A woman who moved to the United States from Zimbabwe to escape violence in her homeland has found a niche in the American family bottle store industry, where she’s made her mark on the industry and helped to launch a new line of products.
In her first book, Black Family Shopping: From the Home of the Black Woman to the Homeowner of the Year, she reveals the hardships she faced in the US family bottle shops of her youth, including being refused service and discrimination from customers.
The book was launched in February and is now available in paperback.
“I was a young black woman who could never afford to buy a bottle,” said the book’s narrator, Mariah Ngogo.
“Black women, especially black women of colour, were treated very poorly.
We were not considered housewives.
Mariah says she was offered a bottle to try on for herself but, after a few days, she said she could not afford it. “
We were the poorest of the poor.”
Mariah says she was offered a bottle to try on for herself but, after a few days, she said she could not afford it.
“It was so expensive,” she said.
‘Black and white’ experience’ ‘I was very poor and I didn’t know anything about how to do anything in this country, she says in Mariah’s memoir. “
So I took it and I used it as a toilet paper.”
‘Black and white’ experience’ ‘I was very poor and I didn’t know anything about how to do anything in this country, she says in Mariah’s memoir.
She had to rely on her parents and older siblings, her grandmother and aunt, to get by.
Mariah was born in Zululand, a small African country in the Democratic Republic of Congo, in 1950.

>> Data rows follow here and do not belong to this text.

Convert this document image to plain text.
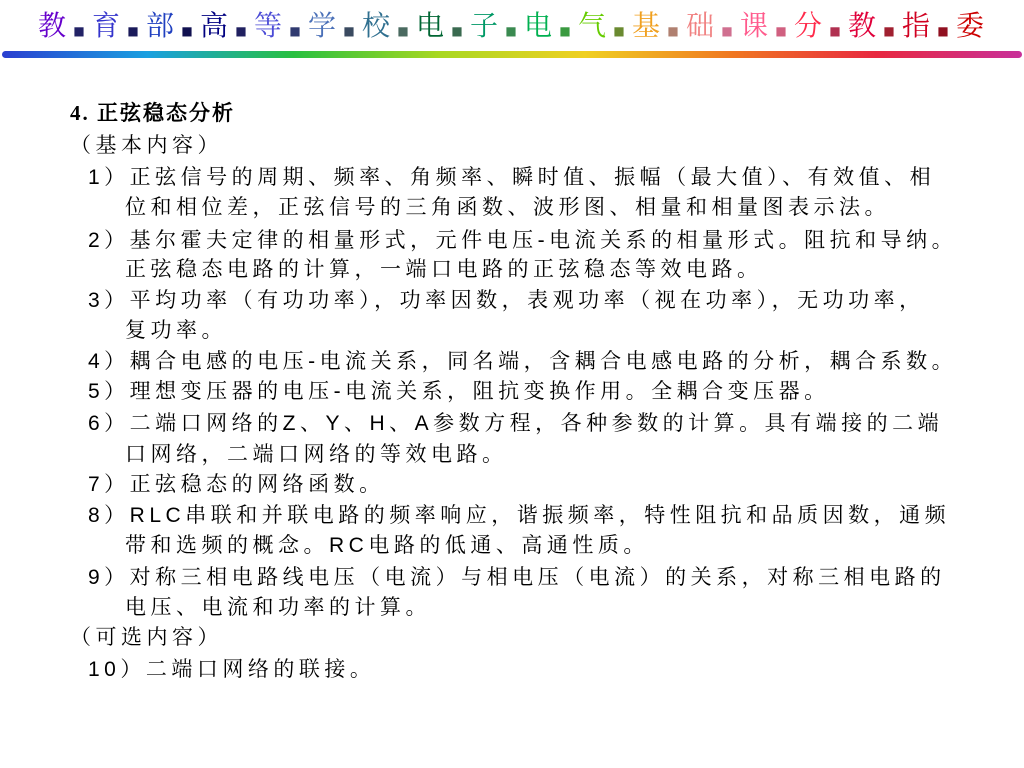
教 ■ 育 ■ 部 ■ 高 ■ 等 ■ 学 ■ 校 ■ 电 ■ 子 ■ 电 ■ 气 ■ 基 ■ 础 ■ 课 ■ 分 ■ 教 ■ 指 ■ 委
4. 正弦稳态分析
（基本内容）
1）正弦信号的周期、频率、角频率、瞬时值、振幅（最大值）、有效值、相
位和相位差，正弦信号的三角函数、波形图、相量和相量图表示法。
2）基尔霍夫定律的相量形式，元件电压-电流关系的相量形式。阻抗和导纳。
正弦稳态电路的计算，一端口电路的正弦稳态等效电路。
3）平均功率（有功功率），功率因数，表观功率（视在功率），无功功率，
复功率。
4）耦合电感的电压-电流关系，同名端，含耦合电感电路的分析，耦合系数。
5）理想变压器的电压-电流关系，阻抗变换作用。全耦合变压器。
6）二端口网络的Z、Y、H、A参数方程，各种参数的计算。具有端接的二端
口网络，二端口网络的等效电路。
7）正弦稳态的网络函数。
8）RLC串联和并联电路的频率响应，谐振频率，特性阻抗和品质因数，通频
带和选频的概念。RC电路的低通、高通性质。
9）对称三相电路线电压（电流）与相电压（电流）的关系，对称三相电路的
电压、电流和功率的计算。
（可选内容）
10）二端口网络的联接。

Her family had fled to Zimbabwe during the country’s civil war in 1980.
Mariam was the oldest of three children.
Her father was a farmer, her mother a schoolteacher.
“There were lots of black people in the country, but we had no opportunity,” Mariah said.

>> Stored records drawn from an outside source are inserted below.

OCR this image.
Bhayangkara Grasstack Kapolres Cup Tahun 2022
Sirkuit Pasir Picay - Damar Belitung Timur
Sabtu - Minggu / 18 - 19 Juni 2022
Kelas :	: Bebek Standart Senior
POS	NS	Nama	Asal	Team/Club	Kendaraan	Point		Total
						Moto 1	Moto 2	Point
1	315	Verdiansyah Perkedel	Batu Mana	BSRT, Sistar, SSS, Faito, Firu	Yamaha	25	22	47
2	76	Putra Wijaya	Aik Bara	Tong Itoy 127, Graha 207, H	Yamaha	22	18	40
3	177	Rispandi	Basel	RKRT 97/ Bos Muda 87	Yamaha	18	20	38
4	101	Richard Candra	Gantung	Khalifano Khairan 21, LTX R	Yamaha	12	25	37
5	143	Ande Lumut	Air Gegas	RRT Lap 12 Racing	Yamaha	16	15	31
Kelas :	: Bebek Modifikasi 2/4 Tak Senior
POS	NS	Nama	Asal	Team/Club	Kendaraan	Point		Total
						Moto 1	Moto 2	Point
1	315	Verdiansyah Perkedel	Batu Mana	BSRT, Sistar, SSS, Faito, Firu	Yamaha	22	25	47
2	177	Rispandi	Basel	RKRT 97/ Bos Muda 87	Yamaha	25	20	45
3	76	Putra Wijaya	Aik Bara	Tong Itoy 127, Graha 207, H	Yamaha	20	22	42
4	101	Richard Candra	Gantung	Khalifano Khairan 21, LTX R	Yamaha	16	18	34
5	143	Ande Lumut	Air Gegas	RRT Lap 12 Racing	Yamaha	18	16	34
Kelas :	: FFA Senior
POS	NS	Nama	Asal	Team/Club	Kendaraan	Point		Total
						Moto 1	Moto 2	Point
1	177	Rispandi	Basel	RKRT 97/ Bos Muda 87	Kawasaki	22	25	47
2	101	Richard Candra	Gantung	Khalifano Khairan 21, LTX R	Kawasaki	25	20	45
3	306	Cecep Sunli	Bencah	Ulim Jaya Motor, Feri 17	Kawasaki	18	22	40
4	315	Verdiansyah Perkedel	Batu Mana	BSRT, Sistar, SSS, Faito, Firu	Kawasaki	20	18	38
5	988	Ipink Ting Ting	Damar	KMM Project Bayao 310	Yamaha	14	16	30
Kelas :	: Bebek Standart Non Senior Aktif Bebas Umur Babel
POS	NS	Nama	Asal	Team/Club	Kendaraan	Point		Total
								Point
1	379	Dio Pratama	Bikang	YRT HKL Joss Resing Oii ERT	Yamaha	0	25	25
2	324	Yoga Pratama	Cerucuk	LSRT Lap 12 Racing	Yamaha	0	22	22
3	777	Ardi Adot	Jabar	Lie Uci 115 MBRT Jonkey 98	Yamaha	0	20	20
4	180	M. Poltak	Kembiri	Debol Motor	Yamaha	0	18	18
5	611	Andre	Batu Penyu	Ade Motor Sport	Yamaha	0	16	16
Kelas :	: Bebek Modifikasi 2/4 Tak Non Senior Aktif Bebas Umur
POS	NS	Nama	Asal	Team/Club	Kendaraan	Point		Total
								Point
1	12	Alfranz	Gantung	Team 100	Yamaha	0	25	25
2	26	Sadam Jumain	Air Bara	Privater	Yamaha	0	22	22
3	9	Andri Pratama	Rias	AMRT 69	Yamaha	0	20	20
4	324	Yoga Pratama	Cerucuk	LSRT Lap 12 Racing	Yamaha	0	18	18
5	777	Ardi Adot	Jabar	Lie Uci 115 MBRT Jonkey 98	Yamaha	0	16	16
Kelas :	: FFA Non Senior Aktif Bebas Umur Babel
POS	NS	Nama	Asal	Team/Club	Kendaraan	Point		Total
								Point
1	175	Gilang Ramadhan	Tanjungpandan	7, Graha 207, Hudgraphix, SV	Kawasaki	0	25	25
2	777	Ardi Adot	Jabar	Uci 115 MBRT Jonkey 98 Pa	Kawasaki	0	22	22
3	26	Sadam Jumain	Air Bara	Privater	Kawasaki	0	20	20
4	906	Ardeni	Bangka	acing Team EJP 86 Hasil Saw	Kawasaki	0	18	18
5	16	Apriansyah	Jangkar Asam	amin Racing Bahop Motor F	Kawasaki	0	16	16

Maria’s family’s journey to America The Ngogos moved to a town called Lomita in Texas, but she says there were few opportunities for education.
She went to public school but was often teased.
She said her classmates had names like “Black Mother”, “Black Child” and “Negro”.
Mariah started working as a maid in a nursing home, but her job required her to help clean rooms.
Marih was eventually hired to work as a receptionist in a house in San Marcos, Texas, where Mariah lived. “
If I was working hard, I would make $1,000 a month, but they would treat me very badly,” she told Al Jazeera.
Marih was eventually hired to work as a receptionist in a house in San Marcos, Texas, where Mariah lived.
“My family didn’t want me to leave the house, because I had a job.
But I couldn’t get a job anywhere else because of the racism,” she explained.
Mari Ngorobu, Mariam’s aunt, said she was “very scared” when Mariah came to the US, because of her heritage and she feared her nephew was being targeted by the US government.
“She was very scared, she was very worried,” Mari said.
Ngorubu said Mariah had been discriminated against in her home country, where many of the men who worked in her hometown had been killed.
“Our people were treated badly. “
Mariah’s family was very much oppressed,” she added.
“Our people were treated badly.
And they were afraid for their lives.”
Mariam, who has worked as a housekeeper for 30 years, said many of her relatives were not allowed to visit the Ngorubi in San Antonio.
Mariyani Ngoru, a friend of Mariah, said her niece had faced discrimination in the family bottle industry.
“Her parents were working and they were buying her things.
They were not able to see her face,” she recalled.
“But I told her, ‘You can see your mother.
She is a beautiful woman, she is a mother.
And you are my mother’.”‘
They are like a shadow’ Mariah told AlJazeera that when she was a child, she often felt like a “shadow” when she visited her grandmother.
She recalled that Mariah once ran into her grandmother in a street and, when she got up to leave, she took a deep breath and hugged her.
Maribu said the family she was living with at the time had no idea Mariah even existed.
“When we lived there, Maribus was living in a home where we didn’t even know her name,” Maribum said.
The Ngorubs, Mari added, had a very good relationship with the Ngomabu, her grandparents, and their mother.
Marigu, the niece, said Mariam did not feel welcome.
“The Ngomabi do not respect us.
They are like shadow,” she described.